A rejeição da lei terá de ser levada a plenário para ser votada. “Não acredito que o Parlamento rejeite a anulação da lei”, comentou o professor de ciência política Sergiu Miscoiu, da Universidade Babes-Bolyai, à Reuters. “Mas [o Governo] pode tentar pôr algumas das medidas contestadas num projecto de lei na alteração ao código penal.” O comentador Christian Patrasconiu resumia o sentimento geral: “Tudo parece suspeito.”

Duas provisões da lei parecem feitas à medida de uma pessoa: Liviu Dragnea,  o líder do partido Social-Democrata.

Dragnea foi condenado a uma pena suspensa de dois anos por fraude eleitoral, e só por isso não pôde ser primeiro-ministro: após ter vencido as eleições de Dezembro de 2015, o partido escolheu um seu protegido, Sorin Grindeanu, para a chefia do Executivo. Dragnea está ainda a ser julgado por suspeitas de ter pago a funcionários do partido pelos cofres do Estado – em que lesou o erário público em 24 mil euros, menos do que o limite da nova lei.

O líder do partido tem sido uma das vozes dos sociais-democratas mais presentes durante este período de protestos: foi ele (e não o primeiro-ministro) quem primeiro pôs hipótese de um recuo do Governo no sábado. Foi também ele que garantiu esta segunda-feira que o Governo – acabado de vencer as eleições em Dezembro de 2016 – não tinha qualquer razão para se demitir.

Os sociais-democratas venceram as eleições com promessas de aumentar o salário mínimo; em Janeiro este passou para 1450 lei (um aumento de cerca de 44 euros para um total de quase 320 euros).
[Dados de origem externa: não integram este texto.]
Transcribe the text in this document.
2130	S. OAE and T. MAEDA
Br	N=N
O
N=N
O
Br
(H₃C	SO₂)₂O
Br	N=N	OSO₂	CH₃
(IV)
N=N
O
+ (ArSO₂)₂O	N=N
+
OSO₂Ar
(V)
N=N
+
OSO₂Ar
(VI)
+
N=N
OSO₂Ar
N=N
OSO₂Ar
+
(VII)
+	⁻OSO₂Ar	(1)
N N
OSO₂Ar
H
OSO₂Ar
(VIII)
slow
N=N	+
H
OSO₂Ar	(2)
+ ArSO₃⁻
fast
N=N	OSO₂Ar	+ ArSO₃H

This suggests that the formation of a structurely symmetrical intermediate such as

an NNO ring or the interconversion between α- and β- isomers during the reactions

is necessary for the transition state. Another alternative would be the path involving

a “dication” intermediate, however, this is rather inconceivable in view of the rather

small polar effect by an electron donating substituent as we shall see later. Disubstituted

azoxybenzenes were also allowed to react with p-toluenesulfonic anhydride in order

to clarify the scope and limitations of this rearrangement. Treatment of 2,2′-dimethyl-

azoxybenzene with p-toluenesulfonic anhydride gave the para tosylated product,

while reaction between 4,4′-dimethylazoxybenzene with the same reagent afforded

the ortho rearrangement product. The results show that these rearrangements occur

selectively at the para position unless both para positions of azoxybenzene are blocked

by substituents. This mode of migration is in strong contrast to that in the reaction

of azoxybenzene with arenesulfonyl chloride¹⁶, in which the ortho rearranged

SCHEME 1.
Não esperavam despertar tão depressa um movimento de protesto com as maiores manifestações desde a queda do regime comunista em 1989.

Mas para muitos romenos esta última acção do Executivo, que tentou na semana passada aprovar a medida de noite e sem debate ou anúncio público, é uma questão tanto de corrupção como de democracia.

Na parte da corrupção, o país não quer voltar atrás na luta que tem vindo a ser levada a cabo e que tem valido ao país elogios internacionais. Em 2015, o gabinete dedicado a investigar corrupção iniciou 1250 processos incluindo o então primeiro-ministro, cinco ministros, cinco senadores, 16 deputados, e 97 presidentes ou vice-presidentes de câmara, num montante total de cerca de mil milhões de euros de prejuízo para o Estado romeno.

Quanto à democracia, o professor de ciência política Cristian Pirvulescu sublinhou ao diário norte-americano The New York Times que numa região com democracias iliberais como a Hungria ou Polónia, os romenos temem esta atitude do Governo “achar que venceu a eleição e pode fazer o que quiser”. Os manifestantes querem dizer ao Governo que não. “É uma luta em defesa da democracia.”